Bob Cramblitt reports on Tim Lister’s talk from Business of Software 2007. To sign up for the BoS 2008, visit www.businessofsoftware.org
“Tim Lister is an anthropologist,” says Simon Galbraith, co-CEO of Red Gate Software. It’s an apt description. Lister uncovers the often-hidden patterns that constitute software culture, everything from the developers’ war against perceived inferiors (i.e. marketing wonks) within the company, to the smell of dead fish that permeates a project that’s doomed from the beginning.
More than 70 patterns are outlined in the upcoming book, Project Patterns: From Adrenaline Junkies to Template Zombies, co-authored by Lister. Here are some of the ones he discussed in his Business of Software 2007 presentation:
- Mañana – the loss of a natural sense of urgency. Agile development fights mañana.

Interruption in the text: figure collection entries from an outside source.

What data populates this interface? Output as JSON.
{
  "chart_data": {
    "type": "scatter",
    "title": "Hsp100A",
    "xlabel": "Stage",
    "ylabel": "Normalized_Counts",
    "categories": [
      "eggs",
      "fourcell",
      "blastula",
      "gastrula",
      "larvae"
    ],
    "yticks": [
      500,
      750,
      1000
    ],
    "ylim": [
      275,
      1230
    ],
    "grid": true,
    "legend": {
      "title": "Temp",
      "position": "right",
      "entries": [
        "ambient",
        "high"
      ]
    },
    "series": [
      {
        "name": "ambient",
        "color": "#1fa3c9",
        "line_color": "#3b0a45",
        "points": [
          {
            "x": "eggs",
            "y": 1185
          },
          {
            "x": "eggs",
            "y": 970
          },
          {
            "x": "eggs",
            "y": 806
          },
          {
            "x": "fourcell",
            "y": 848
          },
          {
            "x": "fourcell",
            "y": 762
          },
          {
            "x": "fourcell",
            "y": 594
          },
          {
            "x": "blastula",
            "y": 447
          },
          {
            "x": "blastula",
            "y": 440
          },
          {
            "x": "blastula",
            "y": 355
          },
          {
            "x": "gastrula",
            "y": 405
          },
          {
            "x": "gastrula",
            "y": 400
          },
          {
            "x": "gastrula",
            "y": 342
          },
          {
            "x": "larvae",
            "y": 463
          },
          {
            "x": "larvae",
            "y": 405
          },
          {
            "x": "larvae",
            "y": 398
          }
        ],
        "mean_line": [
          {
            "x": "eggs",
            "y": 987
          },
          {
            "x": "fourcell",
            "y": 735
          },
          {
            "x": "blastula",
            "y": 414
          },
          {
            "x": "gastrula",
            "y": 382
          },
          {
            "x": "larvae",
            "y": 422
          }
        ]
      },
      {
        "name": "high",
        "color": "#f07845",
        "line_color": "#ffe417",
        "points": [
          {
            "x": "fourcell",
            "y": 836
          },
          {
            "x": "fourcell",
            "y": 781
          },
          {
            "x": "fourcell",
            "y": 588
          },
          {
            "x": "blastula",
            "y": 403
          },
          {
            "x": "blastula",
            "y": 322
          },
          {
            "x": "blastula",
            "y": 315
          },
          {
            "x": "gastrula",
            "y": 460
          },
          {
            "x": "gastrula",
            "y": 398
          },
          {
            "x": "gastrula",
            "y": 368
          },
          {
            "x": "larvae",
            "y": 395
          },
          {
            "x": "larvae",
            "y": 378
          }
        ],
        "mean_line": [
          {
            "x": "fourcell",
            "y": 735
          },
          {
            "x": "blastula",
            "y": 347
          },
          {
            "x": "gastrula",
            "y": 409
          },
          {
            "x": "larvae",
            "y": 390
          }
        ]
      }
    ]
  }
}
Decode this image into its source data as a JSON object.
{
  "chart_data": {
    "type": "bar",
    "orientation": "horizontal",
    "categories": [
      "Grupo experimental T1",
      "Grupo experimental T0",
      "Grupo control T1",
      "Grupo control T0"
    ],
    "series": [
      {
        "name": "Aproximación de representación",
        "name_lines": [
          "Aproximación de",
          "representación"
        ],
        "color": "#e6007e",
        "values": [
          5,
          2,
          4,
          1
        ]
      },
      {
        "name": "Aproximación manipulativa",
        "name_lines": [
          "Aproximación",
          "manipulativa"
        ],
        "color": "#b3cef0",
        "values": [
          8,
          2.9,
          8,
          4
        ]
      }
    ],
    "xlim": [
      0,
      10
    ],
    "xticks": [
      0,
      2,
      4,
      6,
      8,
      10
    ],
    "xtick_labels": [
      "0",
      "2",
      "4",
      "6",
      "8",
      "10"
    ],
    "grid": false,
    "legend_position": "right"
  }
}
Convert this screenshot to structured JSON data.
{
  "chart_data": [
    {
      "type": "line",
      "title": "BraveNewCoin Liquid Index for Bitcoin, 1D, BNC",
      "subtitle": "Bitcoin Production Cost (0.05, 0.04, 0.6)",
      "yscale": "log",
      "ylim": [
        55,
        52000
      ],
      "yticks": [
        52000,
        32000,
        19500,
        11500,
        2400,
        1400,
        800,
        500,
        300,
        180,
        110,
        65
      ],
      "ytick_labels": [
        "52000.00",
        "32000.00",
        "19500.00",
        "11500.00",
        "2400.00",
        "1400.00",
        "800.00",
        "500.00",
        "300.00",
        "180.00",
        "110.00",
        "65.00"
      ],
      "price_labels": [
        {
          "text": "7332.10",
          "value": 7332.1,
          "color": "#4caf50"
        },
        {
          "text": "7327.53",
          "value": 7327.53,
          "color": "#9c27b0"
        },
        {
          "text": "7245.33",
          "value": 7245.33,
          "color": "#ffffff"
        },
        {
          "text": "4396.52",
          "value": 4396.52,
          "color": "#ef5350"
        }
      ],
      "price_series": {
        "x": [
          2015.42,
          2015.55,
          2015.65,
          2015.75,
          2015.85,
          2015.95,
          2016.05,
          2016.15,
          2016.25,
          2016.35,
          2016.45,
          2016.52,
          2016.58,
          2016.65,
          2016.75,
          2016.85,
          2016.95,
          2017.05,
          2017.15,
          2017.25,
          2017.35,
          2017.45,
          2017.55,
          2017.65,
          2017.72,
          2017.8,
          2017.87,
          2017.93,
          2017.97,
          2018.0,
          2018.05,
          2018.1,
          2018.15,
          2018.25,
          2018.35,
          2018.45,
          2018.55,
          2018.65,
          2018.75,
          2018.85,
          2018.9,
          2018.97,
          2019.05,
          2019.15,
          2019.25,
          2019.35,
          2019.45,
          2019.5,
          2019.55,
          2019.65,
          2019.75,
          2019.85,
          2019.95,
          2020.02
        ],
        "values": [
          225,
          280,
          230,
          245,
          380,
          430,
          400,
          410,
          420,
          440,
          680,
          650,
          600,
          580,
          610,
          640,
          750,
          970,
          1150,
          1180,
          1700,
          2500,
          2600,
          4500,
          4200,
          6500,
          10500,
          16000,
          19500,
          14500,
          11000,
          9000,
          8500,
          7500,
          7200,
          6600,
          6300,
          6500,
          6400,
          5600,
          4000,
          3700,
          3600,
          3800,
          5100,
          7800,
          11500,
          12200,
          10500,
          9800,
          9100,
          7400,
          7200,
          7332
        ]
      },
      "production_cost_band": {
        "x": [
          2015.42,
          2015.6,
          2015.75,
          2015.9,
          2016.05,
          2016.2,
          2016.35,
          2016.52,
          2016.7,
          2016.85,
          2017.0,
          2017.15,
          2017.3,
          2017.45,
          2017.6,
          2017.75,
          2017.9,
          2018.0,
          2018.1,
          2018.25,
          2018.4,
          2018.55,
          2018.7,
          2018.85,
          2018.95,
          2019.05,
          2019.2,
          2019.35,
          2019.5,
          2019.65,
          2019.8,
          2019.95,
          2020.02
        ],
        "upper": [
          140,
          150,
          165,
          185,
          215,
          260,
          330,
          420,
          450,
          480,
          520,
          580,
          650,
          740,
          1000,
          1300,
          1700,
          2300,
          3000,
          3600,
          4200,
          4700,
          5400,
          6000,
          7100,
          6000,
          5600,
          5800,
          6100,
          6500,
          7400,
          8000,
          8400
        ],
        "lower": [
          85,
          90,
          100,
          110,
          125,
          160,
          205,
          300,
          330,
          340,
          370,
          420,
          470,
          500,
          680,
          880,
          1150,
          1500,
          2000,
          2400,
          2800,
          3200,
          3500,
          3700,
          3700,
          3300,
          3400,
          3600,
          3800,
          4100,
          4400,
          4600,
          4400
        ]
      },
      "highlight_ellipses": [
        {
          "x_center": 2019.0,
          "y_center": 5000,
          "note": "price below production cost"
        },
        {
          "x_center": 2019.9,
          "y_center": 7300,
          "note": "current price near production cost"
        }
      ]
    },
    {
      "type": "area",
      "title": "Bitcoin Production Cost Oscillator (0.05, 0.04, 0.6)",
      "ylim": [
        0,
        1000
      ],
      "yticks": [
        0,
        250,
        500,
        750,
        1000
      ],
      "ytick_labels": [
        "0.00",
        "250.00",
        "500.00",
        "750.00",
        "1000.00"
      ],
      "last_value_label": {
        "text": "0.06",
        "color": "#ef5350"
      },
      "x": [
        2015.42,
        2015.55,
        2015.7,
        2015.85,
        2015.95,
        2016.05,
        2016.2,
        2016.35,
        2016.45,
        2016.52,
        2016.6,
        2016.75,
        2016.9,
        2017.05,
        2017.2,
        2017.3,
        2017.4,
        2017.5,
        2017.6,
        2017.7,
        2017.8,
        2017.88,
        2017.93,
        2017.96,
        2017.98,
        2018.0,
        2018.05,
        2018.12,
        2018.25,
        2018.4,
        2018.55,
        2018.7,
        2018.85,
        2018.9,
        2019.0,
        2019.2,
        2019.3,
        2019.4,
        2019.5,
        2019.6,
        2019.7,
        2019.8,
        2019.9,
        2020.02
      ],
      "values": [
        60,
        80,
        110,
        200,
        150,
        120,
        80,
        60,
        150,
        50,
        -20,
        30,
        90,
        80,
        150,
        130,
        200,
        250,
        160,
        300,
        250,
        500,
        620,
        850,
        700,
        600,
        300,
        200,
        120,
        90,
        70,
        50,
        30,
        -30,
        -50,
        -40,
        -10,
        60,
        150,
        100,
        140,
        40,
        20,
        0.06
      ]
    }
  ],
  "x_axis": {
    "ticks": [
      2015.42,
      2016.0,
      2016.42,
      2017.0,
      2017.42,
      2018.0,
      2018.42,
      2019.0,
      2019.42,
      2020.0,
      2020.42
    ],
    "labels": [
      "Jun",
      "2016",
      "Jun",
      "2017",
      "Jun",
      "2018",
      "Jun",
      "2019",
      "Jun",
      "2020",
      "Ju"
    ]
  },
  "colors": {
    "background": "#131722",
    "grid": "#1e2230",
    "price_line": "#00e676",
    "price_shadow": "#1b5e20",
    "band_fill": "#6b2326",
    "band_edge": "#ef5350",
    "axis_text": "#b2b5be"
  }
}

- The dead fish of failure – projects that are dead from the start. Everyone smells it right away, but they hunker down and work.
- Lessons unlearned – Retrospectives rarely trigger change.
- What smell? – People in the organization cannot detect its underlying vitality or decay.
- Marilyn Munster – Like the normal girl among the monsters in the old TV family, the esteem often given technical workers versus managerial staff varies. In some organizations, developers are king; in others they are pawns.
- Surprise! – The manager offering rewards and incentives gets responses in addition to those he planned.
- Everyone wears clothes for a reason – Complete openness grinds progress to a halt.
- Music – people with real musical skills are disproportionably represented, sometimes extremely so, in technology organizations.
Lister’s essential message: Look for patterns, name them, then propagate or defeat them.